Today, nearly 61 percent—some 112 million people—of Brazil’s population lives on the Atlantic rainforest region, which is exerting incredible pressures on endemic species and the forest’s various ecosystems. As a result, this forest has become largely fragmented into isolated pockets, some smaller than six acres, of the various ecosystems within the forest system. This separation disturbs the forest’s habitat and threatens extinction for many of the Atlantic Forest’s more than 2,000 species of animals and 20,000 species of plants. Of further concern is the fact that despite its dwindling, less than two percent of this ancient forest system is legally protected in designated conservation units.
To counter the damaging effects to this delicate forest habitat, last year PADF and longtime partner Caterpillar Inc. launched a new initiative called ConBio project (Biodiversity Condominium, or Condomínio da Biodiversidade, in Portuguese). This project, which we are carrying out with SPVS, a conservation organization, is fostering the protection of urban natural areas in the Municipality of Campo Largo, in Brazil’s southern Paraná state, and improving the population’s quality of life in relation to their environment. Because many of the remnants of this rainforest system are in this area, this initiative also aims to ensure that children, youth, and local residents learn about the real treasures they have very close to their communities and the importance of preserving them. This is why we have already reached out to more than 1,600 children and 100 landowners to educate them about conservation and engage them in activities designed to spark and increase their interest and knowledge of conservation.
“It is amazing to see the trees growing,” local landowner Valdomiro Lourenço told our team recently. “Our municipality has so many beautiful geographic landscapes and native areas. We need to preserve these areas to our future generation.” He and Leonilda Araújo Carneiro, another landowner, used to grow potatoes, corn, and beans in areas that had remnants of native vegetation, something they have stopped doing.

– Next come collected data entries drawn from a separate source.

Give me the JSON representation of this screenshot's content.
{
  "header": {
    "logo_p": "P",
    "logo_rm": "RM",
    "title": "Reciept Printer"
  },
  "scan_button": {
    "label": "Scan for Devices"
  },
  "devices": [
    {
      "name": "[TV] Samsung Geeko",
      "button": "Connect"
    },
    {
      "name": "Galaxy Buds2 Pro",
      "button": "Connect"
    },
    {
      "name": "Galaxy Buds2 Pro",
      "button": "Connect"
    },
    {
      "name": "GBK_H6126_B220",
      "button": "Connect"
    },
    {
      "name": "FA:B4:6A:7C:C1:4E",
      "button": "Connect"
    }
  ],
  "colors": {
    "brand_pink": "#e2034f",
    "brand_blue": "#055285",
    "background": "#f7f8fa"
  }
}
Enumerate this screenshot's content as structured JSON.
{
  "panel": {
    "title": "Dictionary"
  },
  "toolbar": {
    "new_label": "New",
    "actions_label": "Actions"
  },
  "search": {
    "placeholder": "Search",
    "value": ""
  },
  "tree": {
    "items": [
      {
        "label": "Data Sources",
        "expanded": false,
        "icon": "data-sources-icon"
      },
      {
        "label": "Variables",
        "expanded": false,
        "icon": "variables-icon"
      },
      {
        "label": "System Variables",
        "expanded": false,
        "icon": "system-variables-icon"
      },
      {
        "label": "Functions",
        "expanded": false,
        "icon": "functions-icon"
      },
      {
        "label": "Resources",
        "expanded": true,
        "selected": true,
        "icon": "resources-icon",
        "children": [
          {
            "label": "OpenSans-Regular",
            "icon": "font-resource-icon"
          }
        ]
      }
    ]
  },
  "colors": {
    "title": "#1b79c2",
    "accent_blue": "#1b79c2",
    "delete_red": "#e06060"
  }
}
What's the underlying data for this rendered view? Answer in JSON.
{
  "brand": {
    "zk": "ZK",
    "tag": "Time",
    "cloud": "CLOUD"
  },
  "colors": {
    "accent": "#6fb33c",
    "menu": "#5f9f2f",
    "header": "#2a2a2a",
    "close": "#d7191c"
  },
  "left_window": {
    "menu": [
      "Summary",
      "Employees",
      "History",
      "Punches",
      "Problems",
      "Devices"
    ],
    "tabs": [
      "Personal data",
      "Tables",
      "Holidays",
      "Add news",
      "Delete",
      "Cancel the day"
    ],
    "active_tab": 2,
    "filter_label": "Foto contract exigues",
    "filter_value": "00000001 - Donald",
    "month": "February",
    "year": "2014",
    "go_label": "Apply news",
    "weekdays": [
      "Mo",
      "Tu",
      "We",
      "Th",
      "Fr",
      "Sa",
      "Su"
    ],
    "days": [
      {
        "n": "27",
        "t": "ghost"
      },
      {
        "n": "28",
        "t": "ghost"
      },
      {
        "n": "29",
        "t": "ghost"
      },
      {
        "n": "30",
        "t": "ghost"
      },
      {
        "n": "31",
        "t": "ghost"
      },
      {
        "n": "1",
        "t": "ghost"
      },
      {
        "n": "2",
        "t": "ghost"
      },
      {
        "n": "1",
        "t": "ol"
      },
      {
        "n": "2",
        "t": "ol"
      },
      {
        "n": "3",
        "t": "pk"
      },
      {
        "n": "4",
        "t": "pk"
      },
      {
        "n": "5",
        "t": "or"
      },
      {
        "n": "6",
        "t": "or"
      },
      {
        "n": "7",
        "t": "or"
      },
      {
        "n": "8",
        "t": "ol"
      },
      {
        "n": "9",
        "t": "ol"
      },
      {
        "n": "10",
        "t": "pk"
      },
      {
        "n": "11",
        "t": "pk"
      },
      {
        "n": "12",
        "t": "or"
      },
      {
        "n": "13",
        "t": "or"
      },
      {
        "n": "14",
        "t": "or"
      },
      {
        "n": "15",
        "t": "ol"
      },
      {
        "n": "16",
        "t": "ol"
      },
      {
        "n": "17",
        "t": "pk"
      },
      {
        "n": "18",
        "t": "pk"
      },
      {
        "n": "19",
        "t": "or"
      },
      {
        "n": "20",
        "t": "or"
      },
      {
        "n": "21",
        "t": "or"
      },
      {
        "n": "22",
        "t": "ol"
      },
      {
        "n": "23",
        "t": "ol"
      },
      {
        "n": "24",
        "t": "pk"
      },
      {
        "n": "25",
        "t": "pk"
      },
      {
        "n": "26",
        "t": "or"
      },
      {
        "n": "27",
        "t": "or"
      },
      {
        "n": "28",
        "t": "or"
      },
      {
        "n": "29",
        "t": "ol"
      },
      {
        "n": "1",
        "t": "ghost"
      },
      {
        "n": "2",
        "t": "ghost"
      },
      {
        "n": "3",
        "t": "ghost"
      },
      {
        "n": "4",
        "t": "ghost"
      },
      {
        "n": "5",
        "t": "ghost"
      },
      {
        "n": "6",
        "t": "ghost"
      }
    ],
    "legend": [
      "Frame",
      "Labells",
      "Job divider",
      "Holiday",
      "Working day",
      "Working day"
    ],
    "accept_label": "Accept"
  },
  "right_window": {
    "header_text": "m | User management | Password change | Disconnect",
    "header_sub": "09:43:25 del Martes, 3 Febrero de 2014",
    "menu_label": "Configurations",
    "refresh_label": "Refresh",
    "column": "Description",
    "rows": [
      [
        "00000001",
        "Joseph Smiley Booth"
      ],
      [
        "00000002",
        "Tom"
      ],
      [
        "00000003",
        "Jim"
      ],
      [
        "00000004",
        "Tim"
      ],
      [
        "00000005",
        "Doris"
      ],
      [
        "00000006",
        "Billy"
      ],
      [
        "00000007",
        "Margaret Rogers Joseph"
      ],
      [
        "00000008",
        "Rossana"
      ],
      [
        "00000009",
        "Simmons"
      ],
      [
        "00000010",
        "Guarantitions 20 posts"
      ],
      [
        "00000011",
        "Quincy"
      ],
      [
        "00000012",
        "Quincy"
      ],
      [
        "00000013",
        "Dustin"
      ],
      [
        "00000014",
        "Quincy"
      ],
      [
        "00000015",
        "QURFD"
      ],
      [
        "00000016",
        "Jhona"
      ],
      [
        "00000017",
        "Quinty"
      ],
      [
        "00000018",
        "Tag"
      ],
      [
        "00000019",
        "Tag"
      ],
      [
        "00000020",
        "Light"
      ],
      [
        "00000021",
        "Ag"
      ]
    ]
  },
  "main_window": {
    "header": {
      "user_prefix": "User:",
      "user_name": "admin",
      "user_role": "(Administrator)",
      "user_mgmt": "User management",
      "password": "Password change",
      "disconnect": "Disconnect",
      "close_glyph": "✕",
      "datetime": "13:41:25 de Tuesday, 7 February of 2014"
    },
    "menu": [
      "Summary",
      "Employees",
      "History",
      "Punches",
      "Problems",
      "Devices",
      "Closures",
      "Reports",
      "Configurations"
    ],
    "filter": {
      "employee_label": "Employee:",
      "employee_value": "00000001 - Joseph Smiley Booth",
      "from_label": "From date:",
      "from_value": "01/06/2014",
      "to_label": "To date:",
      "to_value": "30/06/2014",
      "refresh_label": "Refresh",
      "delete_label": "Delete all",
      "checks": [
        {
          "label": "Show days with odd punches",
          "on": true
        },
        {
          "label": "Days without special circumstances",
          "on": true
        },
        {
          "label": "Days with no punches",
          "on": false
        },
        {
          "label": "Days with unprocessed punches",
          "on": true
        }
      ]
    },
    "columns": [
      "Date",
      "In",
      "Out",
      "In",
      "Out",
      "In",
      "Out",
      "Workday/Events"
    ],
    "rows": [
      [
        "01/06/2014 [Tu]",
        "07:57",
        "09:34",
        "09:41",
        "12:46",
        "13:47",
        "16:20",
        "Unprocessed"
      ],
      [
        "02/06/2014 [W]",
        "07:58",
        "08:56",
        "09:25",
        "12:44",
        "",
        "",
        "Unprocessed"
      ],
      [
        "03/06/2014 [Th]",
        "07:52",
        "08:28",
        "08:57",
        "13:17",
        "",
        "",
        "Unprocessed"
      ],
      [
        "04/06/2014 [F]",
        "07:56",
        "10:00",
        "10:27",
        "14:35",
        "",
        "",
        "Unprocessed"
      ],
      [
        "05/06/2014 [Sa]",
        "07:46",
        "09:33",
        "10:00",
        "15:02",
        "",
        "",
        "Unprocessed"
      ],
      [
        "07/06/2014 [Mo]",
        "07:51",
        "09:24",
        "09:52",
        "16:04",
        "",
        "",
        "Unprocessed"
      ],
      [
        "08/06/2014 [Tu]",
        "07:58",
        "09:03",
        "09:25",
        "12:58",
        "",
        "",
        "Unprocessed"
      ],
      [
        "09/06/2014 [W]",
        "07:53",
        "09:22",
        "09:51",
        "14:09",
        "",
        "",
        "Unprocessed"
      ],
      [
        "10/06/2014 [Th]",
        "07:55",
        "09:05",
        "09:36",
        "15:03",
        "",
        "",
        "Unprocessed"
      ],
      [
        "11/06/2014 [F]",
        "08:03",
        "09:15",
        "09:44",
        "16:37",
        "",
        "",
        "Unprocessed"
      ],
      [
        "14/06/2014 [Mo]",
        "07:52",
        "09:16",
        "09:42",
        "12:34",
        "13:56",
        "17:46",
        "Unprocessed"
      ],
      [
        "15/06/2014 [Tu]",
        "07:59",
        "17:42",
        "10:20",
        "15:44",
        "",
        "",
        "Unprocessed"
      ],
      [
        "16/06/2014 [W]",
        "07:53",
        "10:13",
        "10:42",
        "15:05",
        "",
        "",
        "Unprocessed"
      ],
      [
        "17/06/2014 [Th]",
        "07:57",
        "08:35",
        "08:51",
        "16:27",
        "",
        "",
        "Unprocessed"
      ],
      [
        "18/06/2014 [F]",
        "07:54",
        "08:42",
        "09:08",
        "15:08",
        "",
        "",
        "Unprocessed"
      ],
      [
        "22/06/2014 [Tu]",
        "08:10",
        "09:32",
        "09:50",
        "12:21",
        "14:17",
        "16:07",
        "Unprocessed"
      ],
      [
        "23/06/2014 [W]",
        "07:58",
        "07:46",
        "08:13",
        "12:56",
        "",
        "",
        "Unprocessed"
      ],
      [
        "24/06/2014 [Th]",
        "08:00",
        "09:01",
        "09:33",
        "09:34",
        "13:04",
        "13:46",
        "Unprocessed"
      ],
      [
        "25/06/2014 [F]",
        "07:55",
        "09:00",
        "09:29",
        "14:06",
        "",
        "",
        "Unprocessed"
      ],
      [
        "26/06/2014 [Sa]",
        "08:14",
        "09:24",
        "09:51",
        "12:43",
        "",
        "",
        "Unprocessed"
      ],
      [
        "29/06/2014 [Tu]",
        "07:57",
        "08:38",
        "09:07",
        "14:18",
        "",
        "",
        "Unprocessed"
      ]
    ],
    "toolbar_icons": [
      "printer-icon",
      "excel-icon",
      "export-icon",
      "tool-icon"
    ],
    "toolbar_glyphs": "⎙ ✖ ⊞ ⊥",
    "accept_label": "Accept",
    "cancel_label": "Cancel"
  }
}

Now with the support from the ConBio project, they are planting seedlings of native species as part of land recovery effort.
As this effort grows, we are working to encourage and establish new public-private partnerships to communicate the importance of conserving native areas and foster long-term sustainability of the Atlantic Forest.
It is encouraging to see the positive impact that people like Valdomiro and Leonilda and other partners and supporters are having as part of this great push to preserve and restore such an important heritage. My hope is that we—as they already have done—will do our share to guard not only this priceless ecosystem, but so many others scattered across our beautiful planet.